Carl Levin at least recognizes that repeal of this reporting provision will mean less of the taxes due coming into the Treasury. He proposed an amendment (S. Amdt. 28) that would have paid for the repeal with other revenue raisers--including the repeal of the ridiculous "domestic manufacturing" deduction under section 199 for oil and gas production and changes to the foreign tax credit applicable to dual capacity taxpayers. You'd think the Senate would have been eager to pass a revenue-neutral version of the bill, wouldn't you, after all the hollering about how the government "must" reduce Social Security and other "entitlements" because there simply isn't enough money? But the Senate voted against the paid-for repeal, 44-54.
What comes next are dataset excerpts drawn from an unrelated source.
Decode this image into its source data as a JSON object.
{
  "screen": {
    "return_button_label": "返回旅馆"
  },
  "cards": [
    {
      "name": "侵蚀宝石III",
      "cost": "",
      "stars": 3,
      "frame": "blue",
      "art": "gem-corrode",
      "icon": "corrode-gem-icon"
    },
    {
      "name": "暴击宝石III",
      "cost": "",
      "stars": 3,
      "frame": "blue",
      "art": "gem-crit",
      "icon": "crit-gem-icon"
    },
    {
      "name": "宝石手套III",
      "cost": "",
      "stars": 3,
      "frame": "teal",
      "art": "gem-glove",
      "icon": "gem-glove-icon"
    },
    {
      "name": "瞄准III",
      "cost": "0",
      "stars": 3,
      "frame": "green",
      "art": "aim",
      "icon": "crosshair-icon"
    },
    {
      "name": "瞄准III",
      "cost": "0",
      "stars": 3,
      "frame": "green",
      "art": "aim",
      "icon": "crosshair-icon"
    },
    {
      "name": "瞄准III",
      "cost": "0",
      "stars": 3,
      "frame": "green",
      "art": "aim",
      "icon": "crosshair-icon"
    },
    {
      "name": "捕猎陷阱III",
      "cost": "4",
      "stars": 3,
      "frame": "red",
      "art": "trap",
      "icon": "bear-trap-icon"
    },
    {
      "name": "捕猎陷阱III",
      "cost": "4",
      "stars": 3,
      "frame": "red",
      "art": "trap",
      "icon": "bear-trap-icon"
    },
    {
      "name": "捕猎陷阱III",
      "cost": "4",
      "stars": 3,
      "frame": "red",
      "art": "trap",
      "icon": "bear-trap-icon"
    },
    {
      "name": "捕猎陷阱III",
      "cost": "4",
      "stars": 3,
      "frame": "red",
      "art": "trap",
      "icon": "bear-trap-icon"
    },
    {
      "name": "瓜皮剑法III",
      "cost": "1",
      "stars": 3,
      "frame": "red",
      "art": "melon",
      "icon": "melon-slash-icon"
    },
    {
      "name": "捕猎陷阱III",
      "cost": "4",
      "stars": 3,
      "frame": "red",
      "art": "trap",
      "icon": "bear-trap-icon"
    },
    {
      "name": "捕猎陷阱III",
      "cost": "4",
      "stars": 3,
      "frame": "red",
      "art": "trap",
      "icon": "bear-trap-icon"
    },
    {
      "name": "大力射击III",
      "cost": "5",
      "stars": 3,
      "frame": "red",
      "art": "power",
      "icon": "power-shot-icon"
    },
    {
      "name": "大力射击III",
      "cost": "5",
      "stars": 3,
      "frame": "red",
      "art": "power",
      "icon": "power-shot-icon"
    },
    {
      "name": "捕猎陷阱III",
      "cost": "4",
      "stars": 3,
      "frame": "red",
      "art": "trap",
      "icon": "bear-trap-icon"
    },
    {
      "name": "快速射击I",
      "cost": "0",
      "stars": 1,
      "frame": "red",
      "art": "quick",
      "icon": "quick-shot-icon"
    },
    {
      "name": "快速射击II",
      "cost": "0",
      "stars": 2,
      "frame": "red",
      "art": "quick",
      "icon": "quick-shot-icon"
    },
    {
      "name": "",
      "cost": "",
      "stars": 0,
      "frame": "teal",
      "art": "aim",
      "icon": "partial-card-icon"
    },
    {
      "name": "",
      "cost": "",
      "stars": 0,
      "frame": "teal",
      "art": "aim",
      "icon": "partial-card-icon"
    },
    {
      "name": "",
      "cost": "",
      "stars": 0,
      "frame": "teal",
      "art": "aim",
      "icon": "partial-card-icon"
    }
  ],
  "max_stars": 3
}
I'm more and more convinced that it is not the deficit that the Republicans hollering for "entitlement reform" care about--it is that they just simply want to destroy all of the things that the New Deal did to provide a safety net for ordinary people, while making sure that they reinstate brute-force capitalism like existed in the 1920s, back when Teddy Roosevelt made his famous statement about the corporate titans and malefactors of great wealth.
At least the Senate voted down Mitch McConnell's attempt to repeal the health care overhaul, which he also offered as an amendment to the FAA reauthorization bill. The defeat came on a vote of 47-51 on a point of order, since repeal would cost us more than $1 trillion in the decade after 2019.